The world’s top 25 banks run on mainframes and there are more Cobol transactions in a day than Google hits, according to some estimates. IBM, a mainframe market leader, profits handsomely from its computing behemoths: last year’s revenue from System z was up 19 per cent on 2008.
Mainframes are highly efficient. For example, a System z can replace 1,500 x86 servers but consumes 15 per cent of the power. Bank of New Zealand, for example, is replacing 200 Sun servers with a five-CPU System z.
However, not everyone agrees that the industry faces a mainframe skills issue. After all, some so-called skills crises are often over-egged by head-hunters and trainers, and mainframe staff have been laid off owing to recession and offshoring.
“Valued mainframers, far from being lost to normal retirement, are in reality being lost to redundancy and forced into early retirement,” said IT worker John Williams, in response to Computing’s article about the Gartner report on 13 April.
Other IT workers have contacted Computing, angered by what they see as a systematic “ship-it-abroad” policy for IT jobs and puzzled by the incongruity of a mainframe skills gap.
One points to a job advertised for a software licence controller in south-east England commanding a salary of £40,000 but carrying a caveat: “This position will initially be UK based (1 to 2 years) and then based in one of our offices in India. The salary will then reflect the Indian salary scale.”
Even IBM sees no immediate skills crisis. “I’m not getting any feedback that there is a significant mainframe skills gap,” said Colin Grocock, IBM mainframe business development manager.
Furthermore, mainframe vendors such as IBM and Unisys and software developers such as CA and Micro Focus are simplifying mainframe development by automating operations, and training a steady stream of graduates.
However, no matter how simplified the programming tools or automated the systems, experienced staff are still needed to maintain critical legacy apps.
“The deep knowledge of 20-year-old application environments is essential,” said Grocock. “There is a big difference between deep business application knowledge and programming language skills.”

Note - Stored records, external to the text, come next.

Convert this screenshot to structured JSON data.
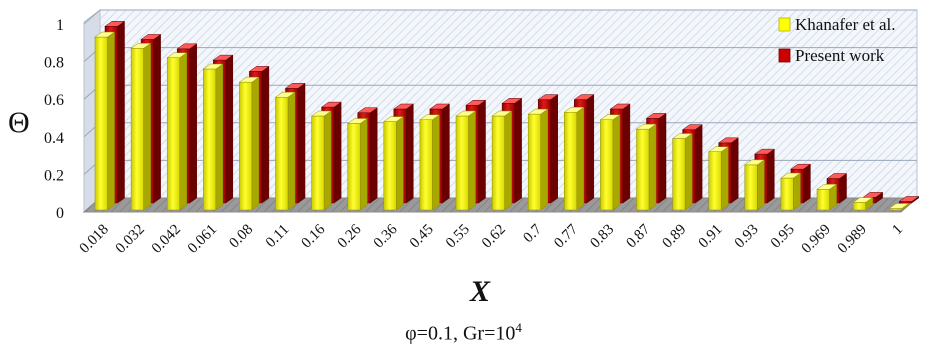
{
  "chart_data": {
    "type": "bar",
    "categories": [
      "0.018",
      "0.032",
      "0.042",
      "0.061",
      "0.08",
      "0.11",
      "0.16",
      "0.26",
      "0.36",
      "0.45",
      "0.55",
      "0.62",
      "0.7",
      "0.77",
      "0.83",
      "0.87",
      "0.89",
      "0.91",
      "0.93",
      "0.95",
      "0.969",
      "0.989",
      "1"
    ],
    "series": [
      {
        "name": "Khanafer et al.",
        "color": "#ffff00",
        "values": [
          0.92,
          0.86,
          0.81,
          0.75,
          0.68,
          0.6,
          0.5,
          0.46,
          0.47,
          0.48,
          0.5,
          0.5,
          0.51,
          0.52,
          0.48,
          0.43,
          0.38,
          0.31,
          0.24,
          0.17,
          0.11,
          0.04,
          0.0
        ]
      },
      {
        "name": "Present work",
        "color": "#cc0000",
        "values": [
          0.94,
          0.87,
          0.82,
          0.76,
          0.7,
          0.61,
          0.51,
          0.48,
          0.5,
          0.5,
          0.52,
          0.53,
          0.55,
          0.55,
          0.5,
          0.45,
          0.39,
          0.32,
          0.26,
          0.18,
          0.13,
          0.03,
          0.0
        ]
      }
    ],
    "ylim": [
      0,
      1
    ],
    "yticks": [
      "0",
      "0.2",
      "0.4",
      "0.6",
      "0.8",
      "1"
    ],
    "xlabel": "X",
    "ylabel": "Θ",
    "legend_position": "top-right",
    "grid": true,
    "caption": {
      "text": "φ=0.1, Gr=10",
      "superscript": "4"
    }
  }
}
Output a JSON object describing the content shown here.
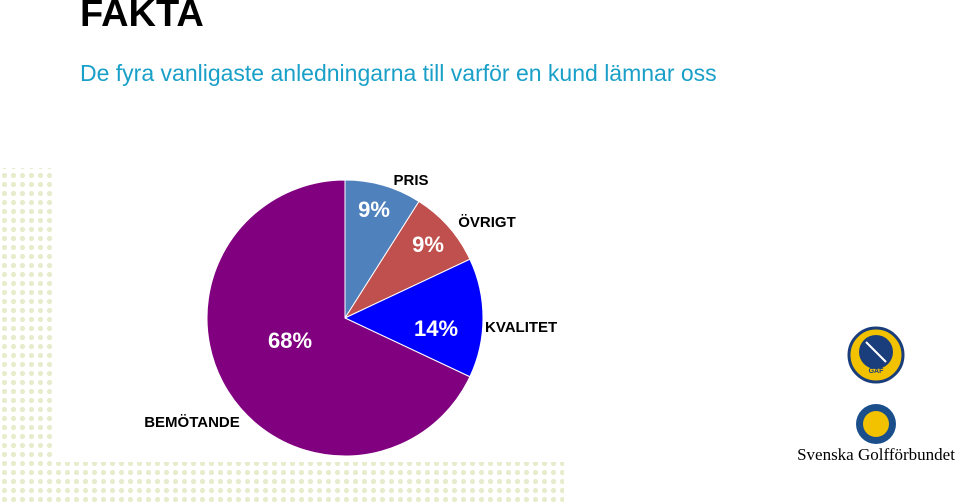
{
  "header": {
    "title": "FAKTA",
    "subtitle": "De fyra vanligaste anledningarna till varför en kund lämnar oss"
  },
  "chart_data": {
    "type": "pie",
    "categories": [
      "PRIS",
      "ÖVRIGT",
      "KVALITET",
      "BEMÖTANDE"
    ],
    "values": [
      9,
      9,
      14,
      68
    ],
    "value_labels": [
      "9%",
      "9%",
      "14%",
      "68%"
    ],
    "colors": [
      "#4f81bd",
      "#c0504d",
      "#0000ff",
      "#800080"
    ]
  },
  "logos": {
    "gaf": "GAF",
    "sgf": "Svenska Golfförbundet"
  }
}
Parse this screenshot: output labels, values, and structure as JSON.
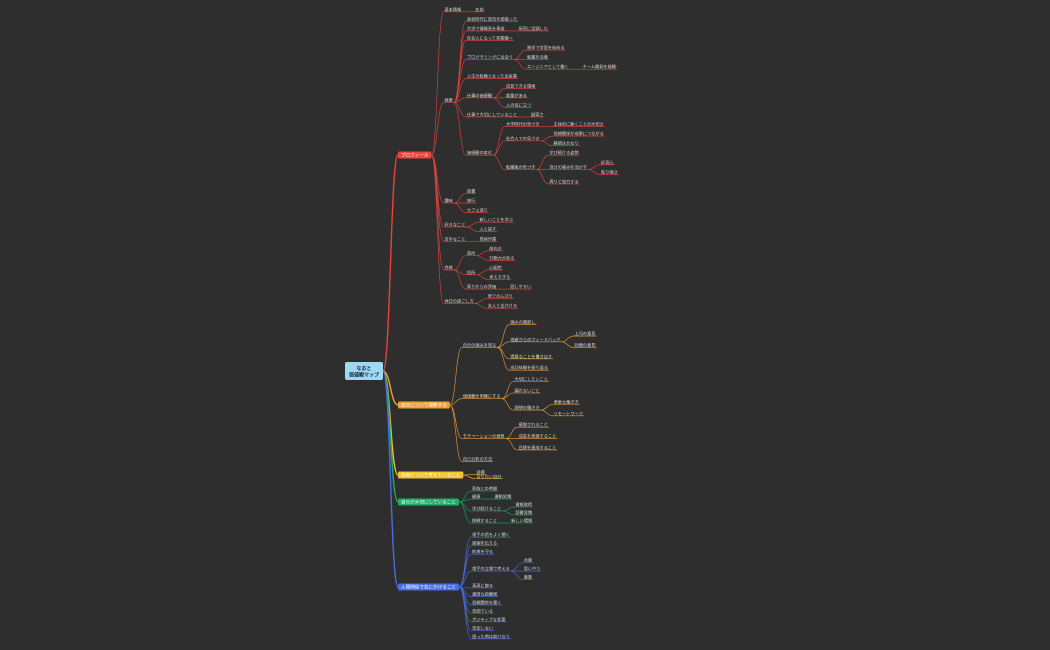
{
  "root": {
    "lines": [
      "なおと",
      "価値観マップ"
    ]
  },
  "branches": [
    {
      "label": "プロフィール",
      "color": "#e8453c",
      "children": [
        {
          "label": "基本情報",
          "children": [
            {
              "label": "名前"
            }
          ]
        },
        {
          "label": "経歴",
          "children": [
            {
              "label": "高校時代に部活を頑張った"
            },
            {
              "label": "大学で情報系を専攻",
              "children": [
                {
                  "label": "研究に没頭した"
                }
              ]
            },
            {
              "label": "社会人になって営業職へ"
            },
            {
              "label": "プログラミングに出会う",
              "children": [
                {
                  "label": "独学で学習を始める"
                },
                {
                  "label": "転職を決意"
                },
                {
                  "label": "エンジニアとして働く",
                  "children": [
                    {
                      "label": "チーム開発を経験"
                    }
                  ]
                }
              ]
            },
            {
              "label": "人生の転機となった出来事"
            },
            {
              "label": "仕事の価値観",
              "children": [
                {
                  "label": "成長できる環境"
                },
                {
                  "label": "裁量がある"
                },
                {
                  "label": "人の役に立つ"
                }
              ]
            },
            {
              "label": "仕事で大切にしていること",
              "children": [
                {
                  "label": "誠実さ"
                }
              ]
            },
            {
              "label": "価値観の変化",
              "children": [
                {
                  "label": "大学時代の気づき",
                  "children": [
                    {
                      "label": "主体的に動くことの大切さ"
                    }
                  ]
                },
                {
                  "label": "社会人での気づき",
                  "children": [
                    {
                      "label": "信頼関係が成果につながる"
                    },
                    {
                      "label": "継続は力なり"
                    }
                  ]
                },
                {
                  "label": "転職後の気づき",
                  "children": [
                    {
                      "label": "学び続ける姿勢"
                    },
                    {
                      "label": "自分の強みを活かす",
                      "children": [
                        {
                          "label": "好奇心"
                        },
                        {
                          "label": "粘り強さ"
                        }
                      ]
                    },
                    {
                      "label": "周りと協力する"
                    }
                  ]
                }
              ]
            }
          ]
        },
        {
          "label": "趣味",
          "children": [
            {
              "label": "読書"
            },
            {
              "label": "旅行"
            },
            {
              "label": "カフェ巡り"
            }
          ]
        },
        {
          "label": "好きなこと",
          "children": [
            {
              "label": "新しいことを学ぶ"
            },
            {
              "label": "人と話す"
            }
          ]
        },
        {
          "label": "苦手なこと",
          "children": [
            {
              "label": "単純作業"
            }
          ]
        },
        {
          "label": "性格",
          "children": [
            {
              "label": "長所",
              "children": [
                {
                  "label": "前向き"
                },
                {
                  "label": "行動力がある"
                }
              ]
            },
            {
              "label": "短所",
              "children": [
                {
                  "label": "心配性"
                },
                {
                  "label": "考えすぎる"
                }
              ]
            },
            {
              "label": "周りからの評価",
              "children": [
                {
                  "label": "話しやすい"
                }
              ]
            }
          ]
        },
        {
          "label": "休日の過ごし方",
          "children": [
            {
              "label": "家でのんびり"
            },
            {
              "label": "友人と出かける"
            }
          ]
        }
      ]
    },
    {
      "label": "自分について理解する",
      "color": "#f0a030",
      "children": [
        {
          "label": "自分の強みを知る",
          "children": [
            {
              "label": "強みの棚卸し"
            },
            {
              "label": "他者からのフィードバック",
              "children": [
                {
                  "label": "上司の意見"
                },
                {
                  "label": "同僚の意見"
                }
              ]
            },
            {
              "label": "得意なことを書き出す"
            },
            {
              "label": "成功体験を振り返る"
            }
          ]
        },
        {
          "label": "価値観を明確にする",
          "children": [
            {
              "label": "大切にしたいこと"
            },
            {
              "label": "譲れないこと"
            },
            {
              "label": "理想の働き方",
              "children": [
                {
                  "label": "柔軟な働き方"
                },
                {
                  "label": "リモートワーク"
                }
              ]
            }
          ]
        },
        {
          "label": "モチベーションの源泉",
          "children": [
            {
              "label": "感謝されること"
            },
            {
              "label": "成長を実感すること"
            },
            {
              "label": "目標を達成すること"
            }
          ]
        },
        {
          "label": "自己分析の方法"
        }
      ]
    },
    {
      "label": "将来について考えていること",
      "color": "#f2c12e",
      "children": [
        {
          "label": "目標"
        },
        {
          "label": "なりたい自分"
        }
      ]
    },
    {
      "label": "自分が大切にしていること",
      "color": "#1fae6a",
      "children": [
        {
          "label": "家族との時間"
        },
        {
          "label": "健康",
          "children": [
            {
              "label": "運動習慣"
            }
          ]
        },
        {
          "label": "学び続けること",
          "children": [
            {
              "label": "資格取得"
            },
            {
              "label": "読書習慣"
            }
          ]
        },
        {
          "label": "挑戦すること",
          "children": [
            {
              "label": "新しい環境"
            }
          ]
        }
      ]
    },
    {
      "label": "人間関係で気にかけること",
      "color": "#4a6ee0",
      "children": [
        {
          "label": "相手の話をよく聞く"
        },
        {
          "label": "感謝を伝える"
        },
        {
          "label": "約束を守る"
        },
        {
          "label": "相手の立場で考える",
          "children": [
            {
              "label": "共感"
            },
            {
              "label": "思いやり"
            },
            {
              "label": "尊重"
            }
          ]
        },
        {
          "label": "素直に謝る"
        },
        {
          "label": "適度な距離感"
        },
        {
          "label": "信頼関係を築く"
        },
        {
          "label": "笑顔でいる"
        },
        {
          "label": "ポジティブな言葉"
        },
        {
          "label": "否定しない"
        },
        {
          "label": "困った時は助け合う"
        }
      ]
    }
  ]
}
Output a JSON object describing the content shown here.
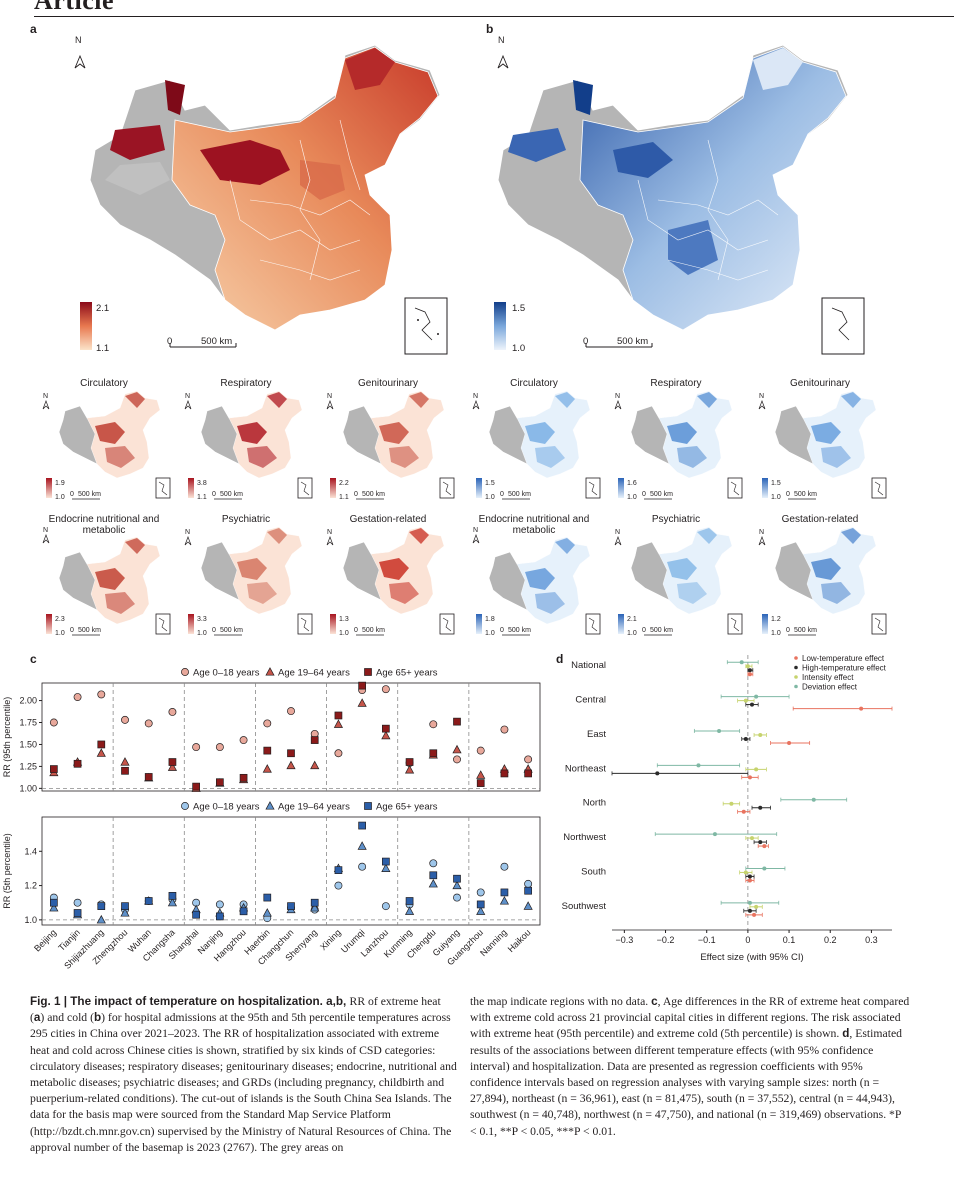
{
  "header": {
    "journal_section": "Article"
  },
  "panels": {
    "a": {
      "label": "a",
      "north": "N",
      "legend_max": "2.1",
      "legend_min": "1.1",
      "scale_zero": "0",
      "scale_len": "500 km",
      "colors": {
        "high": "#8b0a1a",
        "low": "#fbe3c9",
        "nodata": "#b5b5b5"
      }
    },
    "b": {
      "label": "b",
      "north": "N",
      "legend_max": "1.5",
      "legend_min": "1.0",
      "scale_zero": "0",
      "scale_len": "500 km",
      "colors": {
        "high": "#123e8a",
        "low": "#e8f1fb",
        "nodata": "#b5b5b5"
      }
    },
    "heat_small_maps": [
      {
        "title": "Circulatory",
        "max": "1.9",
        "min": "1.0"
      },
      {
        "title": "Respiratory",
        "max": "3.8",
        "min": "1.1"
      },
      {
        "title": "Genitourinary",
        "max": "2.2",
        "min": "1.1"
      },
      {
        "title": "Endocrine nutritional and metabolic",
        "max": "2.3",
        "min": "1.0"
      },
      {
        "title": "Psychiatric",
        "max": "3.3",
        "min": "1.0"
      },
      {
        "title": "Gestation-related",
        "max": "1.3",
        "min": "1.0"
      }
    ],
    "cold_small_maps": [
      {
        "title": "Circulatory",
        "max": "1.5",
        "min": "1.0"
      },
      {
        "title": "Respiratory",
        "max": "1.6",
        "min": "1.0"
      },
      {
        "title": "Genitourinary",
        "max": "1.5",
        "min": "1.0"
      },
      {
        "title": "Endocrine nutritional and metabolic",
        "max": "1.8",
        "min": "1.0"
      },
      {
        "title": "Psychiatric",
        "max": "2.1",
        "min": "1.0"
      },
      {
        "title": "Gestation-related",
        "max": "1.2",
        "min": "1.0"
      }
    ],
    "small_scale": {
      "zero": "0",
      "len": "500 km",
      "north": "N"
    }
  },
  "chart_data": [
    {
      "type": "scatter",
      "panel": "c (top)",
      "ylabel": "RR (95th percentile)",
      "ylim": [
        0.97,
        2.2
      ],
      "yticks": [
        "1.00",
        "1.25",
        "1.50",
        "1.75",
        "2.00"
      ],
      "categories": [
        "Beijing",
        "Tianjin",
        "Shijiazhuang",
        "Zhengzhou",
        "Wuhan",
        "Changsha",
        "Shanghai",
        "Nanjing",
        "Hangzhou",
        "Haerbin",
        "Changchun",
        "Shenyang",
        "Xining",
        "Urumqi",
        "Lanzhou",
        "Kunming",
        "Chengdu",
        "Guiyang",
        "Guangzhou",
        "Nanning",
        "Haikou"
      ],
      "series": [
        {
          "name": "Age 0–18 years",
          "marker": "circle",
          "values": [
            1.75,
            2.04,
            2.07,
            1.78,
            1.74,
            1.87,
            1.47,
            1.47,
            1.55,
            1.74,
            1.88,
            1.62,
            1.4,
            2.12,
            2.13,
            1.29,
            1.73,
            1.33,
            1.43,
            1.67,
            1.33
          ]
        },
        {
          "name": "Age 19–64 years",
          "marker": "triangle",
          "values": [
            1.18,
            1.3,
            1.4,
            1.3,
            1.12,
            1.24,
            1.0,
            1.06,
            1.1,
            1.22,
            1.26,
            1.26,
            1.73,
            1.97,
            1.6,
            1.21,
            1.38,
            1.44,
            1.15,
            1.22,
            1.22
          ]
        },
        {
          "name": "Age 65+ years",
          "marker": "square",
          "values": [
            1.22,
            1.28,
            1.5,
            1.2,
            1.13,
            1.3,
            1.02,
            1.07,
            1.12,
            1.43,
            1.4,
            1.55,
            1.83,
            2.17,
            1.68,
            1.3,
            1.4,
            1.76,
            1.06,
            1.17,
            1.17
          ]
        }
      ]
    },
    {
      "type": "scatter",
      "panel": "c (bottom)",
      "ylabel": "RR (5th percentile)",
      "ylim": [
        0.97,
        1.6
      ],
      "yticks": [
        "1.0",
        "1.2",
        "1.4"
      ],
      "categories": [
        "Beijing",
        "Tianjin",
        "Shijiazhuang",
        "Zhengzhou",
        "Wuhan",
        "Changsha",
        "Shanghai",
        "Nanjing",
        "Hangzhou",
        "Haerbin",
        "Changchun",
        "Shenyang",
        "Xining",
        "Urumqi",
        "Lanzhou",
        "Kunming",
        "Chengdu",
        "Guiyang",
        "Guangzhou",
        "Nanning",
        "Haikou"
      ],
      "series": [
        {
          "name": "Age 0–18 years",
          "marker": "circle",
          "values": [
            1.13,
            1.1,
            1.09,
            1.06,
            1.11,
            1.12,
            1.1,
            1.09,
            1.09,
            1.01,
            1.07,
            1.06,
            1.2,
            1.31,
            1.08,
            1.09,
            1.33,
            1.13,
            1.16,
            1.31,
            1.21
          ]
        },
        {
          "name": "Age 19–64 years",
          "marker": "triangle",
          "values": [
            1.07,
            1.03,
            1.0,
            1.04,
            1.11,
            1.1,
            1.06,
            1.04,
            1.07,
            1.04,
            1.06,
            1.07,
            1.3,
            1.43,
            1.3,
            1.05,
            1.21,
            1.2,
            1.05,
            1.11,
            1.08
          ]
        },
        {
          "name": "Age 65+ years",
          "marker": "square",
          "values": [
            1.1,
            1.04,
            1.08,
            1.08,
            1.11,
            1.14,
            1.03,
            1.02,
            1.05,
            1.13,
            1.08,
            1.1,
            1.29,
            1.55,
            1.34,
            1.11,
            1.26,
            1.24,
            1.09,
            1.16,
            1.17
          ]
        }
      ]
    },
    {
      "type": "scatter",
      "panel": "d",
      "xlabel": "Effect size (with 95% CI)",
      "xlim": [
        -0.33,
        0.35
      ],
      "xticks": [
        "−0.3",
        "−0.2",
        "−0.1",
        "0",
        "0.1",
        "0.2",
        "0.3"
      ],
      "categories": [
        "National",
        "Central",
        "East",
        "Northeast",
        "North",
        "Northwest",
        "South",
        "Southwest"
      ],
      "series": [
        {
          "name": "Low-temperature effect",
          "color": "#e8735f",
          "values": [
            0.005,
            0.275,
            0.1,
            0.005,
            -0.01,
            0.04,
            0.005,
            0.015
          ],
          "ci_low": [
            0.0,
            0.11,
            0.055,
            -0.015,
            -0.025,
            0.025,
            -0.005,
            -0.005
          ],
          "ci_high": [
            0.012,
            0.35,
            0.15,
            0.025,
            0.005,
            0.05,
            0.015,
            0.035
          ]
        },
        {
          "name": "High-temperature effect",
          "color": "#2b2b2b",
          "values": [
            0.005,
            0.01,
            -0.005,
            -0.22,
            0.03,
            0.03,
            0.005,
            0.005
          ],
          "ci_low": [
            0.0,
            -0.005,
            -0.015,
            -0.33,
            0.01,
            0.015,
            -0.005,
            -0.01
          ],
          "ci_high": [
            0.012,
            0.025,
            0.005,
            0.0,
            0.055,
            0.045,
            0.015,
            0.02
          ]
        },
        {
          "name": "Intensity effect",
          "color": "#c6d36d",
          "values": [
            0.0,
            -0.005,
            0.03,
            0.02,
            -0.04,
            0.01,
            -0.005,
            0.02
          ],
          "ci_low": [
            -0.005,
            -0.025,
            0.015,
            -0.005,
            -0.06,
            -0.005,
            -0.02,
            0.005
          ],
          "ci_high": [
            0.01,
            0.015,
            0.045,
            0.045,
            -0.02,
            0.025,
            0.01,
            0.035
          ]
        },
        {
          "name": "Deviation effect",
          "color": "#7fb8a4",
          "values": [
            -0.015,
            0.02,
            -0.07,
            -0.12,
            0.16,
            -0.08,
            0.04,
            0.005
          ],
          "ci_low": [
            -0.05,
            -0.065,
            -0.13,
            -0.22,
            0.08,
            -0.225,
            -0.005,
            -0.065
          ],
          "ci_high": [
            0.025,
            0.1,
            -0.02,
            -0.02,
            0.24,
            0.07,
            0.09,
            0.075
          ]
        }
      ]
    }
  ],
  "panel_labels": {
    "c": "c",
    "d": "d"
  },
  "caption": {
    "col1": [
      {
        "b": "Fig. 1 | The impact of temperature on hospitalization. a,b, ",
        "t": "RR of extreme heat ("
      },
      {
        "b": "a",
        "t": ") and cold ("
      },
      {
        "b": "b",
        "t": ") for hospital admissions at the 95th and 5th percentile temperatures across 295 cities in China over 2021–2023. The RR of hospitalization associated with extreme heat and cold across Chinese cities is shown, stratified by six kinds of CSD categories: circulatory diseases; respiratory diseases; genitourinary diseases; endocrine, nutritional and metabolic diseases; psychiatric diseases; and GRDs (including pregnancy, childbirth and puerperium-related conditions). The cut-out of islands is the South China Sea Islands. The data for the basis map were sourced from the Standard Map Service Platform (http://bzdt.ch.mnr.gov.cn) supervised by the Ministry of Natural Resources of China. The approval number of the basemap is 2023 (2767). The grey areas on"
      }
    ],
    "col2": [
      {
        "b": "",
        "t": "the map indicate regions with no data. "
      },
      {
        "b": "c",
        "t": ", Age differences in the RR of extreme heat compared with extreme cold across 21 provincial capital cities in different regions. The risk associated with extreme heat (95th percentile) and extreme cold (5th percentile) is shown. "
      },
      {
        "b": "d",
        "t": ", Estimated results of the associations between different temperature effects (with 95% confidence interval) and hospitalization. Data are presented as regression coefficients with 95% confidence intervals based on regression analyses with varying sample sizes: north (n = 27,894), northeast (n = 36,961), east (n = 81,475), south (n = 37,552), central (n = 44,943), southwest (n = 40,748), northwest (n = 47,750), and national (n = 319,469) observations. *P < 0.1, **P < 0.05, ***P < 0.01."
      }
    ]
  }
}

For example, at mail order apparel firm JD Williams a key member of the mainframe team retired last December.
“He was an expert in a 25-year-old Customer Information Control System application,” said Mike Madden, the firm’s development services manager. “He wasn’t the only one who knew that system, but he was the man you’d go to if you had a problem.”
So arguably the skills gap is not in entry-level skills, but the deep knowledge of business applications built up by experienced staff over 30 years.
“How come we lay off people with these skills? The industry has almost stripped itself bare,” said Darin Edmunds, head of education services at Micro Focus. “We have to start teaching core essentials of mainframe computing, not just programming by rote, and educate people to apply their training to make meaningful business solutions. That only comes with experience and knowledge of best practice.”
Indeed, it was these deep-level skills that were highlighted in Gartner’s report.
“A bright and motivated 23-year old will not be ready in week one to step in and replace personnel with intimate and detailed knowledge based on 30 years of experience,” reads the report.
Furthermore, developing for mainframes requires different thinking compared with, say, Windows or Linux systems. Mainframes use procedural language where control resides in the program, not user interaction.
And in organisations where applications have been patched on patch over 30 years, code can be optimised but there still needs to be someone who understands the overall structure of the application.
“It would be naïve to think that you could replace that person with software,” said Thomas Leitner, senior European vice president of mainframe solutions at CA. “Our idea is to free up that person from routine admin tasks so they can focus on optimising the code and passing on their knowledge.”
Demand for experienced staff with business nous is likely to outstrip supply, warned Gartner vice president Mike Chuba: “There will be a call for this deep knowledge, as vendors and the various consultants, system integrators and outsourcers are all in need.”
That might not affect organisations today, but they need to plan for the future and ensure that skills are transferred.
“We do not have anyone else who is critical to the mainframe due to retire immediately, but in five years there will be a steady stream, so we have to keep on top of it,” said JD Williams’ Madden.